Something shuffled behind him. His heart stopped. He whipped around, and before he could run, a body emerged from the darkness and slammed into him.
He choked on a curse and held the duffle bag up like a shield, shoving against the body that was pushing him towards the wall, until two hands grabbed his shoulders and shook him.
“Doc, it’s me!” A voice hissed.
McCoy froze. Breathing hard, he squinted and through the darkness saw two wide eyes in a young face staring back at him.
“Ellis?” He gasped, and when he heard a breathless “Yeah, doc,” in response, he relaxed back against the wall. He could breathe again. He ignored his racing heart and hissed back, “The hell have you been? Y’all disappeared almost an hour ago, I was beginning to think--”
“Shh!” Ellis slapped a hand over McCoy’s mouth. “Get down, the floor--”
Together they crouched on the floor. Ellis removed his trembling hand from McCoy’s face and fell back against the wall, still gasping as if he couldn’t get enough air into his lungs. Heart racing ever faster, McCoy set the duffle bag between them, and immediately aimed his penlight at Ellis’s face.
Ellis was unnaturally pale, sweat slick on his brow. Rather than meet McCoy’s gaze, he stared ahead with wide eyes.
Flecks of blood dotted his cheeks and neck.
McCoy pressed two fingers to Ellis’s neck and found his pulse. He noted the cold sweat, the slight tremor, the rapid heart rate. Slowly, he removed his hand and said, “Ellis. Were you--”
“No,” Ellis breathed. He wiped a hand down his face and said in a shaky voice, “I just--Hugh, he, he was--”
“Where is he?” McCoy asked. He somehow knew the answer but didn’t want to believe it. Hugh Davis, the young man who had volunteered for the supply run with such gusto, should have appeared alongside Ellis. But there were no accompanying footsteps in the lobby, no breathless apology for falling behind.
Ellis swallowed and gripped McCoy’s wrist. “It wasn’t my fault, doc. He went into this room. I told him not to, he didn’t listen--”
At that moment, someone screamed.
McCoy jumped to his feet. The scream was faint, far off, somewhere deeper in the city. Without another thought, McCoy hefted the duffle bag over his shoulder. Someone screamed again, a desperate and horrible sound, and McCoy looked to Ellis impatiently.
Still sitting against the wall, Ellis had a fist pressed against his brow, and didn’t meet McCoy’s eyes.
“Let’s go!” McCoy snapped, gesturing to the broken window.

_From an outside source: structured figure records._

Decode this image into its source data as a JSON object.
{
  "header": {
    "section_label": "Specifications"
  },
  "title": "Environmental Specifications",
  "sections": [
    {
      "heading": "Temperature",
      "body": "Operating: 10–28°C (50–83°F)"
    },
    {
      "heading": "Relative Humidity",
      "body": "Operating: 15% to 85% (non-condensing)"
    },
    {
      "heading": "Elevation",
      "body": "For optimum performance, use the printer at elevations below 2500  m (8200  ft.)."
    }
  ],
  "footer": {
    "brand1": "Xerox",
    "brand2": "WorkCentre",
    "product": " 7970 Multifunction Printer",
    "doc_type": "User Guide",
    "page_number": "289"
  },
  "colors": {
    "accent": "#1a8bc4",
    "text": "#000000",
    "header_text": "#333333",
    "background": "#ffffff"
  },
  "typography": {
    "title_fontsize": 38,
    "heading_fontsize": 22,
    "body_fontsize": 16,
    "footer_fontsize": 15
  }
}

Ellis would have to lead the way.
But instead of moving ahead, Ellis grabbed McCoy’s hand and pulled him back to the floor.

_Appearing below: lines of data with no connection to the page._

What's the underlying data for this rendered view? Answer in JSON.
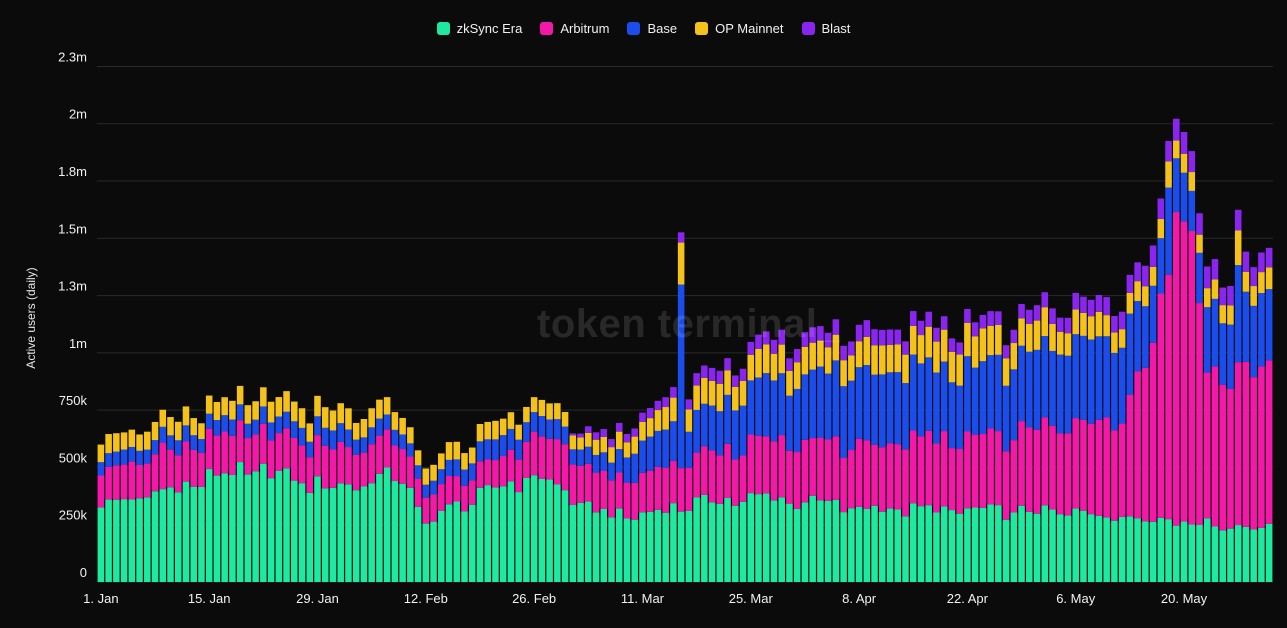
{
  "watermark": "token terminal_",
  "chart_data": {
    "type": "bar",
    "stacked": true,
    "ylabel": "Active users (daily)",
    "ylim": [
      0,
      2300000
    ],
    "y_ticks": [
      {
        "value": 0,
        "label": "0"
      },
      {
        "value": 250000,
        "label": "250k"
      },
      {
        "value": 500000,
        "label": "500k"
      },
      {
        "value": 750000,
        "label": "750k"
      },
      {
        "value": 1000000,
        "label": "1m"
      },
      {
        "value": 1250000,
        "label": "1.3m"
      },
      {
        "value": 1500000,
        "label": "1.5m"
      },
      {
        "value": 1750000,
        "label": "1.8m"
      },
      {
        "value": 2000000,
        "label": "2m"
      },
      {
        "value": 2250000,
        "label": "2.3m"
      }
    ],
    "x_ticks": [
      {
        "index": 0,
        "label": "1. Jan"
      },
      {
        "index": 14,
        "label": "15. Jan"
      },
      {
        "index": 28,
        "label": "29. Jan"
      },
      {
        "index": 42,
        "label": "12. Feb"
      },
      {
        "index": 56,
        "label": "26. Feb"
      },
      {
        "index": 70,
        "label": "11. Mar"
      },
      {
        "index": 84,
        "label": "25. Mar"
      },
      {
        "index": 98,
        "label": "8. Apr"
      },
      {
        "index": 112,
        "label": "22. Apr"
      },
      {
        "index": 126,
        "label": "6. May"
      },
      {
        "index": 140,
        "label": "20. May"
      }
    ],
    "grid": true,
    "legend_position": "top-center",
    "series": [
      {
        "name": "zkSync Era",
        "color": "#1de9a0",
        "key": "zk",
        "anchors": [
          [
            0,
            340000
          ],
          [
            10,
            420000
          ],
          [
            14,
            470000
          ],
          [
            20,
            500000
          ],
          [
            30,
            420000
          ],
          [
            37,
            470000
          ],
          [
            40,
            430000
          ],
          [
            42,
            250000
          ],
          [
            44,
            310000
          ],
          [
            50,
            400000
          ],
          [
            56,
            480000
          ],
          [
            60,
            400000
          ],
          [
            63,
            330000
          ],
          [
            66,
            300000
          ],
          [
            70,
            300000
          ],
          [
            76,
            350000
          ],
          [
            86,
            380000
          ],
          [
            98,
            330000
          ],
          [
            112,
            320000
          ],
          [
            126,
            310000
          ],
          [
            140,
            270000
          ],
          [
            150,
            240000
          ]
        ]
      },
      {
        "name": "Arbitrum",
        "color": "#f418a8",
        "key": "arb",
        "anchors": [
          [
            0,
            150000
          ],
          [
            14,
            170000
          ],
          [
            30,
            180000
          ],
          [
            40,
            150000
          ],
          [
            42,
            120000
          ],
          [
            50,
            110000
          ],
          [
            56,
            180000
          ],
          [
            60,
            190000
          ],
          [
            63,
            170000
          ],
          [
            66,
            160000
          ],
          [
            70,
            170000
          ],
          [
            76,
            200000
          ],
          [
            86,
            250000
          ],
          [
            98,
            280000
          ],
          [
            112,
            320000
          ],
          [
            126,
            390000
          ],
          [
            132,
            470000
          ],
          [
            136,
            780000
          ],
          [
            139,
            1430000
          ],
          [
            141,
            1270000
          ],
          [
            143,
            680000
          ],
          [
            150,
            700000
          ]
        ]
      },
      {
        "name": "Base",
        "color": "#1a4dec",
        "key": "base",
        "anchors": [
          [
            0,
            60000
          ],
          [
            14,
            70000
          ],
          [
            30,
            80000
          ],
          [
            42,
            60000
          ],
          [
            50,
            90000
          ],
          [
            56,
            90000
          ],
          [
            63,
            70000
          ],
          [
            66,
            80000
          ],
          [
            70,
            150000
          ],
          [
            76,
            170000
          ],
          [
            86,
            260000
          ],
          [
            98,
            330000
          ],
          [
            112,
            310000
          ],
          [
            126,
            360000
          ],
          [
            133,
            340000
          ],
          [
            136,
            240000
          ],
          [
            139,
            240000
          ],
          [
            141,
            170000
          ],
          [
            143,
            280000
          ],
          [
            150,
            300000
          ]
        ]
      },
      {
        "name": "OP Mainnet",
        "color": "#f5c21c",
        "key": "op",
        "anchors": [
          [
            0,
            80000
          ],
          [
            14,
            80000
          ],
          [
            30,
            90000
          ],
          [
            42,
            70000
          ],
          [
            50,
            80000
          ],
          [
            56,
            70000
          ],
          [
            63,
            60000
          ],
          [
            66,
            70000
          ],
          [
            70,
            80000
          ],
          [
            76,
            110000
          ],
          [
            86,
            120000
          ],
          [
            98,
            120000
          ],
          [
            112,
            140000
          ],
          [
            126,
            110000
          ],
          [
            136,
            80000
          ],
          [
            150,
            90000
          ]
        ]
      },
      {
        "name": "Blast",
        "color": "#8a25f0",
        "key": "blast",
        "anchors": [
          [
            0,
            0
          ],
          [
            60,
            0
          ],
          [
            63,
            30000
          ],
          [
            70,
            40000
          ],
          [
            76,
            50000
          ],
          [
            86,
            60000
          ],
          [
            98,
            70000
          ],
          [
            112,
            60000
          ],
          [
            126,
            70000
          ],
          [
            136,
            90000
          ],
          [
            139,
            100000
          ],
          [
            150,
            80000
          ]
        ]
      }
    ],
    "spikes": [
      {
        "index": 8,
        "arb": 40000
      },
      {
        "index": 75,
        "base": 650000,
        "op": 90000
      },
      {
        "index": 138,
        "zk": 20000,
        "base": 150000,
        "op": 40000
      },
      {
        "index": 147,
        "base": 120000,
        "op": 60000
      }
    ],
    "num_days": 152
  }
}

“Ellis, what the hell!” McCoy cried out, falling to his knees. “What’s the matter with you? That’s Davis!”
“It’s too late,” Ellis gasped. “Too late.”
“No,” McCoy said, “He’s still out there. Where did you leave him?”

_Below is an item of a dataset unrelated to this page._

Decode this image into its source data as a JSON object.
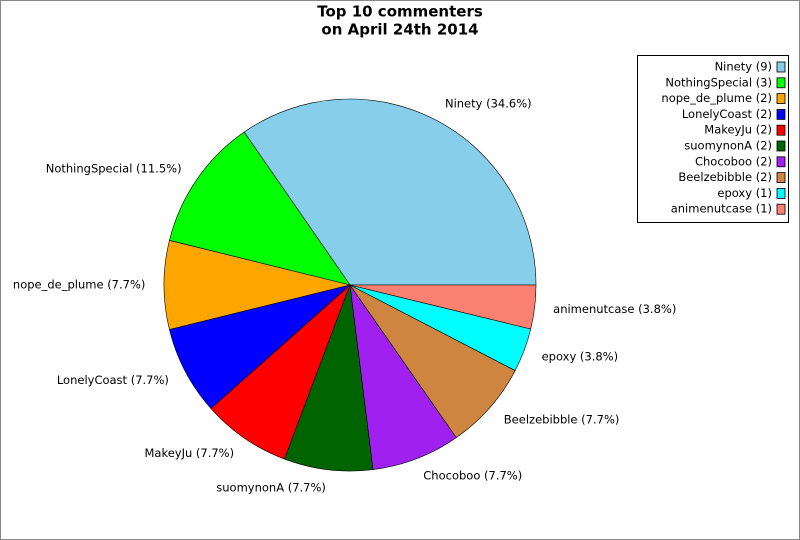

“It’s too late,” Ellis moaned as another pleading scream sounded. “There’s too many of them. They had him. And they followed me. There’s too many, doc.”
Looking entirely defeated, he released McCoy’s hand. McCoy stood again, but at that moment, the scream was silenced.
Instead, McCoy heard noises as if a crowd was moving slowly down the street. Shuffling, moaning, moving towards the First Capital Bank.
Feeling suddenly dizzy with grief and frustration, McCoy went once again to his hands and knees. He looked through the space between the booth’s edge and the floor. Soft beams of light shone in above the mahogany desk that leaned against the entrance’s glass doors.
The beams were interrupted by slow shapes moving along the sidewalk.
“God forgive me,” Ellis said in a thick voice behind him. “I didn’t mean to leave him, I swear.”
McCoy didn’t answer. Davis was gone. Infected were at the door. McCoy was hiding behind a goddamn teller’s booth with a penlight, a duffle bag heavy with supplies, and a man more terrified than he was.
This really was shaping up to be the longest damn morning of his life.